4 min readSomeone sends you a PDF. The numbers you need are sitting in a table on page 12. You just want them in a spreadsheet. Somehow this is still harder than it should be in 2025.
Why copy-paste and "save as" fail
PDFs don't store tables. They store text at specific x/y coordinates on a page, with no concept of rows or columns. When you copy a table from a PDF and paste it into Excel, you get a single column of text with the values jumbled together. It's useless.
The "export to Excel" button in Acrobat and similar editors isn't much better. It tries to reverse-engineer the grid from visual positions, and the result is usually a mess of merged cells and misaligned data. You end up spending more time cleaning the output than you would have spent retyping it.
What to look for in a conversion tool
The tools that actually work understand document structure, not just text coordinates. They can figure out where a table starts and ends, which values belong to which column, and what happens when a row wraps across a line break.
A few things matter more than the marketing copy on a tool's landing page:
- Column detection that handles variable widths and tight spacing without mashing adjacent columns together
- Multi-page tables stitched into a single output, not dumped into separate sheets
- Numbers that come through as numbers, not text strings that look like numbers. Same for dates.
- Repeated headers on continuation pages stripped out so you don't get "Date | Amount | Description" appearing every 30 rows
That last point trips people up. You get your data into Excel, the formulas don't work, and it takes ten minutes to realize half the "number" cells are actually text.
Where this comes up
Financial reports are the classic case. Quarterly earnings land as a PDF, and someone on the team needs the numbers in a model yesterday.
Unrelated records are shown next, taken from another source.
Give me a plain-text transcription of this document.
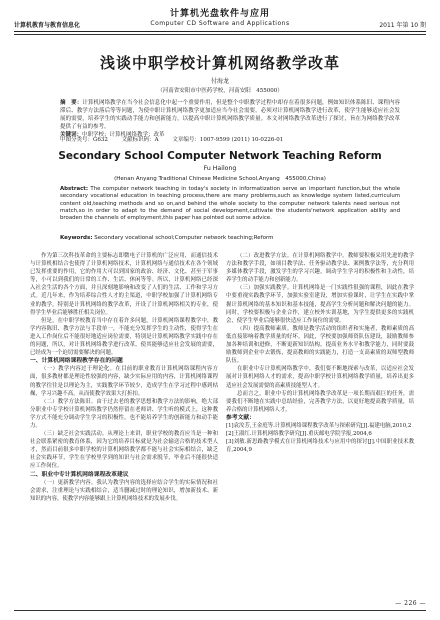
计算机光盘软件与应用
计算机教育与教育信息化	Computer CD Software and Applications	2011 年第 10 期
浅谈中职学校计算机网络教学改革
付海龙
（河南省安阳市中医药学校，河南安阳　455000）
摘　要：计算机网络教学在当今社会信息化中起一个重要作用，但是整个中职教学过程中却存在着很多问题，例如知识体系陈旧、课程内容滞后、教学方法落后等等问题，为使中职计算机网络教学更加适应当今社会需要，必须对计算机网络教学进行改革，使学生能够适应社会发展的需要，培养学生的实践动手能力和创新能力，以提高中职计算机网络教学质量。本文对网络教学改革进行了探讨，旨在为网络教学改革提供了有益的参考。
关键词：中职学校；计算机网络教学；改革
中图分类号：G632	文献标识码：A	文章编号：1007-9599 (2011) 10-0226-01
Secondary School Computer Network Teaching Reform
Fu Hailong
(Henan Anyang Traditional Chinese Medicine School,Anyang　455000,China)
Abstract: The computer network teaching in today's society in informatization serve an important function,but the whole secondary vocational education in teaching process,there are many problems,such as knowledge system listed,curriculum content old,teaching methods and so on,and behind the whole society to the computer network talents need serious not match,so in order to adapt to the demand of social development,cultivate the students'network application ability and broaden the channels of employment,this paper has pointed out some advice.
Keywords: Secondary vocational school;Computer network teaching;Reform

作为第三次科技革命的主要标志即微电子计算机的广泛应用，而通信技术与计算机相结合也使得了计算机网络技术，计算机网络与通信技术在各个领域已发挥重要的作用，它的作用大可以到国家的政治、经济、文化、甚至于军事等，小可以到我们的日常的工作、生活、休闲等等。所以，计算机网络已经深入社会生活的各个方面，并且深刻地影响和改变了人们的生活、工作和学习方式。近几年来，作为培养综合性人才的主渠道，中职学校加强了计算机网络专业的教学，特别是计算机网络的教学改革，开设了计算机网络相关的专业，使得学生毕业后能够胜任相关岗位。

但是，在中职学校教育当中存在着许多问题，计算机网络课程教学中，教学内容陈旧、教学方法与手段单一，不能充分发挥学生的主动性，使得学生在进入工作岗位后不能很好地适应岗位需要，特别是计算机网络教学实践中存在的问题，所以，对计算机网络教学进行改革，使其能够适应社会发展的需要，已经成为一个迫切需要解决的问题。

一、计算机网络课程教学存在的问题

（一）教学内容过于理论化。在目前的职业教育计算机网络课程内容方面，很多教材都是理论性较强的内容，缺少实际应用的内容，计算机网络课程的教学往往是以理论为主，实践教学环节较少，造成学生在学习过程中感到枯燥，学习兴趣不高，从而使教学效果大打折扣。

（二）教学方法陈旧。由于过去老的教学思想和教学方法的影响，绝大部分职业中专学校计算机网络教学仍然停留在老师讲、学生听的模式上，这种教学方式不能充分调动学生学习的积极性，也不能培养学生的创新能力和动手能力。

（三）缺乏社会实践活动。从理论上来讲，职业学校的教育应当是一种和社会联系紧密的教育体系，因为它的培养目标就是为社会输送合格的技术型人才，然而目前很多中职学校的计算机网络教学都不能与社会实际相结合，缺乏社会实践环节，学生在学校里学到的知识与社会需求脱节，毕业后不能很快适应工作岗位。

二、职业中专计算机网络课程改革建议

（一）更新教学内容。我认为教学内容的选择应结合学生的实际情况和社会需求，注重理论与实践相结合，适当删减过时的理论知识，增加新技术、新知识的内容，使教学内容能够跟上计算机网络技术的发展步伐。

（二）改进教学方法。在计算机网络教学中，教师要积极采用先进的教学方法和教学手段，如项目教学法、任务驱动教学法、案例教学法等，充分利用多媒体教学手段，激发学生的学习兴趣，调动学生学习的积极性和主动性，培养学生的动手能力和创新能力。

（三）加强实践教学。计算机网络是一门实践性很强的课程，因此在教学中要重视实践教学环节，加强实验室建设，增加实验课时，让学生在实践中掌握计算机网络的基本知识和基本技能，提高学生分析问题和解决问题的能力。同时，学校要积极与企业合作，建立校外实训基地，为学生提供更多的实践机会，使学生毕业后能够很快适应工作岗位的需要。

（四）提高教师素质。教师是教学活动的组织者和实施者，教师素质的高低直接影响着教学质量的好坏。因此，学校要加强师资队伍建设，鼓励教师参加各种培训和进修，不断更新知识结构，提高业务水平和教学能力，同时要鼓励教师到企业中去锻炼，提高教师的实践能力，打造一支高素质的双师型教师队伍。

在职业中专计算机网络教学中，我们要不断地探索与改革，以适应社会发展对计算机网络人才的需求，提高中职学校计算机网络教学质量，培养出更多适应社会发展需要的高素质技能型人才。

总而言之，职业中专的计算机网络教学改革是一项长期而艰巨的任务，需要我们不断地在实践中总结经验，完善教学方法，以更好地提高教学质量，培养合格的计算机网络人才。

参考文献：

[1]袁汝芳,王金庭等.计算机网络课程教学改革与探索研究[J].福建电脑,2010,2

[2]王淑红.计算机网络教学研究[J].重庆邮电学院学报,2004,6

[3]刘敏.新思路教学模式在计算机网络技术与应用中的探讨[J].中国职业技术教育,2004,9

— 226 —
Government agencies are another big one, publishing census tables and regulatory filings that researchers have to pry out of PDFs page by page. Accounting teams hit it with invoices. Academics hit it with data tables buried in published papers.
The pattern is always the same: someone chose PDF as a delivery format, and now you need to actually use the data.
A note on unPDF
With unPDF, you describe what you need in plain language ("extract the revenue table from pages 4 through 6") rather than converting the whole document blindly. You upload the PDF, write a short prompt, and get back structured data you can download as .xlsx or CSV. It works well for recurring reports where the layout is consistent.
Check your output
Even with good tools, spend two minutes reviewing the result. Look for cells that got merged when they shouldn't have, number columns that Excel is treating as text, and rows that went missing (especially near page breaks). This is a quick scroll-through, not an audit. Catching a problem here saves a lot of confusion later when a SUM formula returns zero and you can't figure out why.